Last week in Qt development (week 30 2012)
This post is part of an ongoing series about developments and discussions in Qt.
Some parts of this report are still under discussion, and don’t necessarily reflect the final state of Qt 5. The target audience is people involved in Qt development itself, but without the time to follow everything that happens, and others with a strong interest in Qt, Qt 5, and the community.
This week we cover QLibrary loading performance, release preparations and improved APIs for stable and repeatable unit tests.

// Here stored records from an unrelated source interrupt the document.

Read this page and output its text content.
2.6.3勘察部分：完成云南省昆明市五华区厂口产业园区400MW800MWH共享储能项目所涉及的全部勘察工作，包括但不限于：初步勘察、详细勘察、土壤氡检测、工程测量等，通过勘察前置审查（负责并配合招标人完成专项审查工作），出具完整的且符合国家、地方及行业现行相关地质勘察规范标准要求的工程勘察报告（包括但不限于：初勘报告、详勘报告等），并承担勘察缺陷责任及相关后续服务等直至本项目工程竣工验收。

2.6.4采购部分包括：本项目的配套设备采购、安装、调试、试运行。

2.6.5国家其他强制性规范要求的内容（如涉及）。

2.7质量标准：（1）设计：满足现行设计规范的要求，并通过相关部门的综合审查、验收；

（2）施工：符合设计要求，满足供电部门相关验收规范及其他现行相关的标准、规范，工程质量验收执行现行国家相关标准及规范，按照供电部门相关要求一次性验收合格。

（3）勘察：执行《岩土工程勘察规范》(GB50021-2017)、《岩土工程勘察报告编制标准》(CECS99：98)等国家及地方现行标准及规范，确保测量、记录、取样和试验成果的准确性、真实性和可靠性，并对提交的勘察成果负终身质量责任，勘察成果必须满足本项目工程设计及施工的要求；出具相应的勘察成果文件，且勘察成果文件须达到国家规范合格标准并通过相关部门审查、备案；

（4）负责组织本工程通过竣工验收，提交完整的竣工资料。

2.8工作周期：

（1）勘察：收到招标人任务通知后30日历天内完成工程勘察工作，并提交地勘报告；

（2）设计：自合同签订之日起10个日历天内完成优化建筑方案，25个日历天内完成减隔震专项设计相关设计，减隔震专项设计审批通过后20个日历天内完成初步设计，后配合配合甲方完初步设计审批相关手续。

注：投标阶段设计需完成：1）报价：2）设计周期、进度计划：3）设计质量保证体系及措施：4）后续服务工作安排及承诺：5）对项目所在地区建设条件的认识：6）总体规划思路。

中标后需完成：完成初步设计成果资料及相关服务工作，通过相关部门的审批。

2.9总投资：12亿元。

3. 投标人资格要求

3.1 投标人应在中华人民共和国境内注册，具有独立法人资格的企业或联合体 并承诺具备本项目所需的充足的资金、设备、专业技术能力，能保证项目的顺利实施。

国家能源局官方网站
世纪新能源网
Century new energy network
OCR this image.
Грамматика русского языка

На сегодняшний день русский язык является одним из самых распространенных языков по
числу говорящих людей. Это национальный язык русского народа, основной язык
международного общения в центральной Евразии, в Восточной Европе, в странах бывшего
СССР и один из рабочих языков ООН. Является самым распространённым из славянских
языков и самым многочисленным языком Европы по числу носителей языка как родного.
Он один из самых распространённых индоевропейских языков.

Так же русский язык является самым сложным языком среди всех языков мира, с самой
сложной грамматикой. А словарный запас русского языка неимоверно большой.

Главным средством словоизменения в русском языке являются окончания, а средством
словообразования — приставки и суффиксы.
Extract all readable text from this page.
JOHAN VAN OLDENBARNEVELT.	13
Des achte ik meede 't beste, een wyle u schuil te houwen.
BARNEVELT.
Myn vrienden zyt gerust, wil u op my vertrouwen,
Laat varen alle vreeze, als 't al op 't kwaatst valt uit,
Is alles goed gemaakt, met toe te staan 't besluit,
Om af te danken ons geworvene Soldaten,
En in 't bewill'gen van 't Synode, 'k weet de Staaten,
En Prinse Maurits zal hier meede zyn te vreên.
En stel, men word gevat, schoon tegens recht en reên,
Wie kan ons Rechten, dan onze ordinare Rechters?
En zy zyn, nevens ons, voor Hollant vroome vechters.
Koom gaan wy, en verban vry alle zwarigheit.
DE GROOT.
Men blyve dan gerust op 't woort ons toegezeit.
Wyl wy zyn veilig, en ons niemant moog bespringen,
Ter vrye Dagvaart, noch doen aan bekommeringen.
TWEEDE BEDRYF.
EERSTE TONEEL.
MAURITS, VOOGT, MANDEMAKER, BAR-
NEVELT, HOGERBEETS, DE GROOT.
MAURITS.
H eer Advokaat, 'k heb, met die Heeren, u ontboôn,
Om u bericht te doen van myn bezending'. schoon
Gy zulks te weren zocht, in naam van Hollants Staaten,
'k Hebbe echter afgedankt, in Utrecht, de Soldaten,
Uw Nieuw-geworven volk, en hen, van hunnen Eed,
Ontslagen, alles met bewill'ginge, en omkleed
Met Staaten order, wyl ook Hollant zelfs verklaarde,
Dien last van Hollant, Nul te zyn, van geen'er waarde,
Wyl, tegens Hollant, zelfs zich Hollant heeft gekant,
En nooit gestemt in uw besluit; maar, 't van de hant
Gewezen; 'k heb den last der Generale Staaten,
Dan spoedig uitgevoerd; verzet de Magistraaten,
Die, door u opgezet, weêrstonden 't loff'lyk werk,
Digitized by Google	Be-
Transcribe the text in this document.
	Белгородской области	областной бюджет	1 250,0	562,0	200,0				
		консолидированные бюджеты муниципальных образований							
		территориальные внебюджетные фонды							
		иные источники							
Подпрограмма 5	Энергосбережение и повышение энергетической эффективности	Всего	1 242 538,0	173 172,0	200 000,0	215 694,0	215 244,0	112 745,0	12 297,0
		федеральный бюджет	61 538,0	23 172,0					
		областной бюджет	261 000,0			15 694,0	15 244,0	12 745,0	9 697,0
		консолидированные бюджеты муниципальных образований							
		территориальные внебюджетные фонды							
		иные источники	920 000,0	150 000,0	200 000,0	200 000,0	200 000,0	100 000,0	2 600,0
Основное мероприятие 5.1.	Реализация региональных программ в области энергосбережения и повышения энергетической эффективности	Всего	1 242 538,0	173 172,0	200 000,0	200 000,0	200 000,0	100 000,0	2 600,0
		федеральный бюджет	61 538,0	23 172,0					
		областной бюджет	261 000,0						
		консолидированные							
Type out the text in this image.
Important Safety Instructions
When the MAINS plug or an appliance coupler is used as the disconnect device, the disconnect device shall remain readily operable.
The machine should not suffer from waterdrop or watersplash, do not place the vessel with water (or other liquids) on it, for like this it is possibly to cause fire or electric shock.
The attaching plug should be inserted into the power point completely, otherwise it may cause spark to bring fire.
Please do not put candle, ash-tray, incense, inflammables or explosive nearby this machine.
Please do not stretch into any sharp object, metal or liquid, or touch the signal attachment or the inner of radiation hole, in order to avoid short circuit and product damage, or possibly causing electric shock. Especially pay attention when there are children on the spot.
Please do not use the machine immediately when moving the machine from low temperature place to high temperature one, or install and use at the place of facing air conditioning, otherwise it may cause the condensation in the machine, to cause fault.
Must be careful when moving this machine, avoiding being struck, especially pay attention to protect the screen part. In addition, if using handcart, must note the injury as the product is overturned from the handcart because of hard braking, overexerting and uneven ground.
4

QLibrary loading performance
The performance of QLibrary loading has been improved with a series of patches in Qt 5 written by KDAB engineer Sean Harmer. The patches use an improved search heuristic for the common case of file names for libraries and plugins. As this is a behavior change in Qt 5, the patches were also added in a backwards compatible way to Qt4 followed by a series of patches to enable use of the feature.
More cleanup of Qt5 CMake files
Some recent effort has gone into improving the test coverage across all Qt modules of the Qt 5 CMake files. All CMake packages which would be expected to work with find_package or qt5_use_widgets are tested, and CMake packages which have previously been generated for modules ‘internal’ to Qt have been removed.
More wait APIs in QTestLib
Several new APIs have appeared in QTestLib to allow waiting during tests. It is now possible to wait for a window to be exposed, or become active etc. Another patch implements a wait() method for QSignalSpy. These APIs have previously typically been implemented by waiting an arbitrary amount of time, which has been problem prone in the QtProject CI system.
Custom large static Qt builds
An interesting thread explored the possibilities of a statically compiled Qt for improving startup performance on restricted proprietary platforms. The discussion centered around reducing the number of relocations in the libraries by compiling into one large static binary and using “protected” symbol exporting.
Fixing what we have
Many of the commits to Qt are fixes for issues as they arise, particularly those which can not be fixed after the release of Qt 5.0 for binary compatibility or stability reasons. These include changes to signatures used with hash functions and more use of C++11 functionality. Simultaneously, many gaps in the documentation are being filled, more unit tests are added, and fixes for new known bugs.
The beta release of Qt 5 will be ready for further testing and evaluation, but it depends mostly on packaging scripts for binary packages being fixed up at the moment. This being summer-time and vacation-time means that progress is not fast.